Compound 3. Light yellow powder, ESI-MS (m/z): 433.0 (M+Na)+; The molecular formula was C22H18O8. 1H-NMR (CDCl3) δ (ppm): 7.71 (1H, s, H-5), 6.96–7.02 (2H, m, H-5',2'), 6.82 (1H, s, OH-6'), 6.81 (1H, s, H-8), 6.11 (1H, d, J4'',3' = 0.9 Hz, OCH2O-4'), 6.08 (1H, d, J4',3'' = 1.2 Hz, OCH2O-3''), 5.15 (2H, s, CH2-12), 4.39 (3H, s, OCH3-4), 4.07 (3H, s, OCH3-6), 3.85 (3H, s, OCH3-7); 13C-NMR (CDCl3) δ (ppm): 169.3 (C-11), 155.5 (C-6), 152.4 (C-7), 149.8 (C-4'), 148.3 (C-4), 147.5 (C-3'), 139.0 (C-9), 133.5 (C-3), 129.7 (C-1), 126.5 (C-1'), 123.7 (C-6'), 123.0 (C-10), 109.8 (C-2), 109.4 (C-2'), 109.0 (C-5'), 104.2 (C-8), 102.3 (3'-OCH2O-4'), 101.4 (C-5), 68.9 (C-12), 63.6 (OCH3-4), 56.1 (OCH3-6), 55.9 (OCH3-7). After comparison with the data given in reference [31], it was identified as 6'-hydroxyjusticidin C.
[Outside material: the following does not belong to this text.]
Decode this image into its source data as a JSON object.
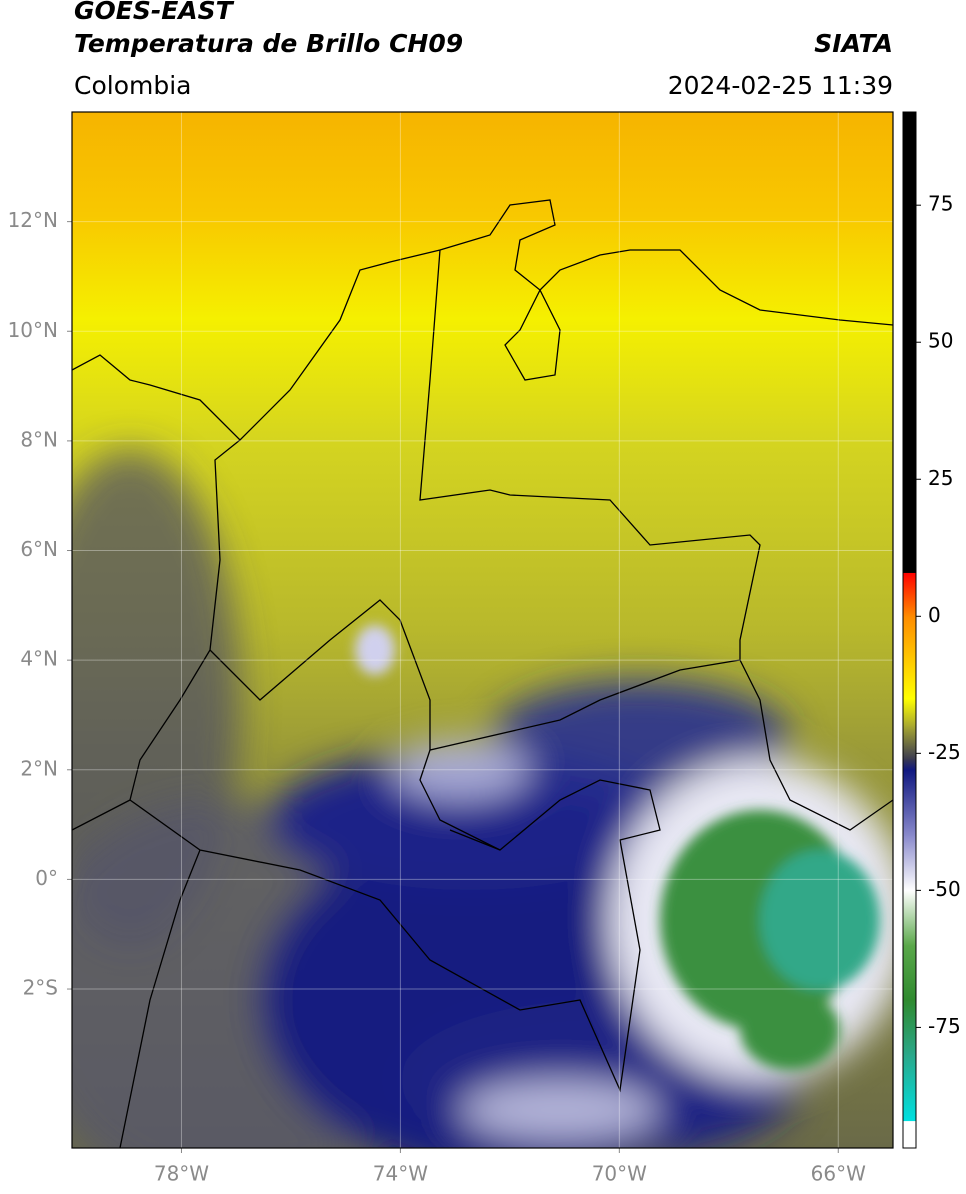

Compound 4. White powder, ESI-MS (m/z): 379.0 (M+H)+; The molecular formula was C21H14O7. 1H-NMR (CDCl3) δ (ppm): 7.72 (1H, s, H-5), 7.03 (1H, s, H-8), 6.96 (1H, m, H-6'), 6.76 (1H, d, H-5'), 6.73 (1H, d, H-2'), 6.09 (2H, dd, J = 4.6 Hz, J = 3.7 Hz, 3'-OCH2O-4'), 6.07 (2H, dd, J = 4.5 Hz, 6-OCH2O-7), 5.12 (2H, s, CH2-12), 4.32 (3H, s, OCH3-4); 13C-NMR (CDCl3) δ (ppm): 169.1 (C-11), 150.8 (C-4), 148.2 (C-3'), 147.6 (C-4'), 139.4 (C-2), 138.4 (C-6), 138.3 (C-7), 135.2 (C-9), 129.6 (C-1), 129.4 (C-1'), 127.5 (C-10), 125.4 (C-6'), 122.9 (C-3), 121.7 (C-5), 109.8 (C-2'), 109.0 (C-5'), 101.8 (6-OCH2O-7), 101.4 (3'-OCH2O-4'), 100.2 (C-8), 68.9 (C-12), 63.6 (OCH3-4). After comparison with the data given in reference [32], it was identified as lignan J1.

4. Conclusions

The efficient preparative separation of four lignans from J. procumbens by a stepwise HSCCC method has been implemented for the first time. The stepwise elution mode consisted of a pair of two-phase solvent systems composed of n-hexane-ethyl acetate-methanol-water at different ratios. The purity of the fractions was over 95% in a one-step separation, demonstrating that stepwise HSCCC is an efficient technique to isolate and purify bioactive compounds with large difference of KD values from TCMs. HSCCC could be an important tool for the modernization of TCMs and providing a solution for the sample availability of these pharmacologically important natural products.